Srinivas is a Technology Director at Fannie Mae where he has been involved in leading design, development and implementation efforts of knowledge-based systems and content management tools. He has been associated with knowledge-based systems and business rules applications development for more than 20 years.
He currently leads the Business Rules Management Center of Excellence at Fannie Mae and is responsible for developing standards, best practices for designing and deploying enterprise business rules applications. His interests include knowledge acquisitions, machine learning and business rules representation.
He received his BE from Osmania University, MTech from Indian Institute of Technology and a PhD in computer science and engineering from the University of Cincinnati. He is a member of ACM and AAAI.

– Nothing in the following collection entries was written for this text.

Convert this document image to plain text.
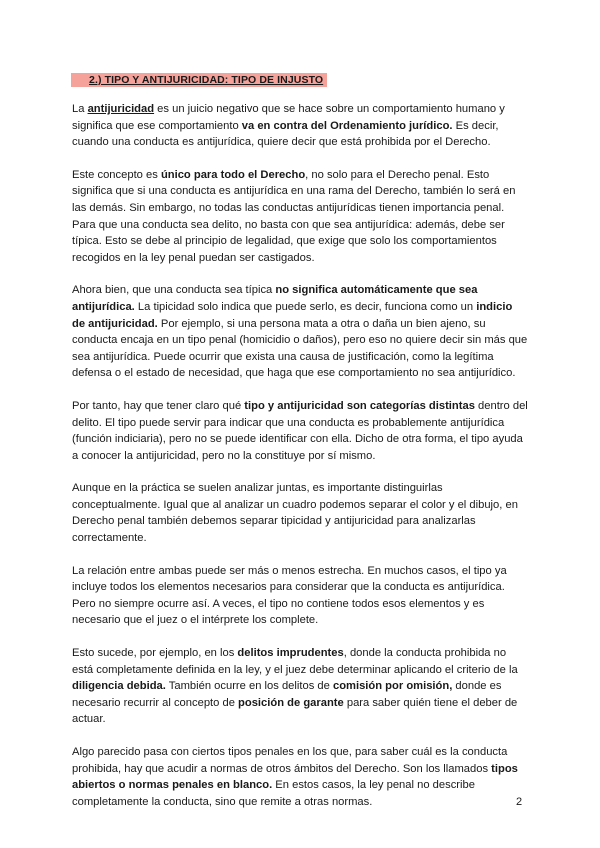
2.) TIPO Y ANTIJURICIDAD: TIPO DE INJUSTO

La antijuricidad es un juicio negativo que se hace sobre un comportamiento humano y significa que ese comportamiento va en contra del Ordenamiento jurídico. Es decir, cuando una conducta es antijurídica, quiere decir que está prohibida por el Derecho.

Este concepto es único para todo el Derecho, no solo para el Derecho penal. Esto significa que si una conducta es antijurídica en una rama del Derecho, también lo será en las demás. Sin embargo, no todas las conductas antijurídicas tienen importancia penal. Para que una conducta sea delito, no basta con que sea antijurídica: además, debe ser típica. Esto se debe al principio de legalidad, que exige que solo los comportamientos recogidos en la ley penal puedan ser castigados.

Ahora bien, que una conducta sea típica no significa automáticamente que sea antijurídica. La tipicidad solo indica que puede serlo, es decir, funciona como un indicio de antijuricidad. Por ejemplo, si una persona mata a otra o daña un bien ajeno, su conducta encaja en un tipo penal (homicidio o daños), pero eso no quiere decir sin más que sea antijurídica. Puede ocurrir que exista una causa de justificación, como la legítima defensa o el estado de necesidad, que haga que ese comportamiento no sea antijurídico.

Por tanto, hay que tener claro qué tipo y antijuricidad son categorías distintas dentro del delito. El tipo puede servir para indicar que una conducta es probablemente antijurídica (función indiciaria), pero no se puede identificar con ella. Dicho de otra forma, el tipo ayuda a conocer la antijuricidad, pero no la constituye por sí mismo.

Aunque en la práctica se suelen analizar juntas, es importante distinguirlas conceptualmente. Igual que al analizar un cuadro podemos separar el color y el dibujo, en Derecho penal también debemos separar tipicidad y antijuricidad para analizarlas correctamente.

La relación entre ambas puede ser más o menos estrecha. En muchos casos, el tipo ya incluye todos los elementos necesarios para considerar que la conducta es antijurídica. Pero no siempre ocurre así. A veces, el tipo no contiene todos esos elementos y es necesario que el juez o el intérprete los complete.

Esto sucede, por ejemplo, en los delitos imprudentes, donde la conducta prohibida no está completamente definida en la ley, y el juez debe determinar aplicando el criterio de la diligencia debida. También ocurre en los delitos de comisión por omisión, donde es necesario recurrir al concepto de posición de garante para saber quién tiene el deber de actuar.

Algo parecido pasa con ciertos tipos penales en los que, para saber cuál es la conducta prohibida, hay que acudir a normas de otros ámbitos del Derecho. Son los llamados tipos abiertos o normas penales en blanco. En estos casos, la ley penal no describe completamente la conducta, sino que remite a otras normas.	2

Fannie Mae has a long history of successfully deployed business rules applications since mid 1990s including launching of Desktop Underwriter(DU®), Custom Desktop Underwriter (Custom DU®), Knowledge Acquisition and Rule Management Assistant (KARMA). However, the scope of these applications had been siloed and limited to specific business domains and the experiences and lessons learned from these applications did not translate into an enterprise vision until 2010.
This presentation focuses on how an enterprise business rules management strategy was conceived in 2010 and various stages of its implementation during last three years resulting in the deployment of an enterprise business rules management system in 2011 and a centralized shared business rules service in 2012. It also highlights the ongoing activities including standing up a centralized rules governance process and adoption of various business applications that are planning to leverage the shared platform and business rules.
The enterprise business rules platform enabled us to develop a streamlined license management process. We are also able to implement common business rules analysis, design and development best practices and templates across the organization. We are able to leverage skills and resources across multiple applications. We identified opportunities to share rules across applications resulting in consistent and cost effective policy automation.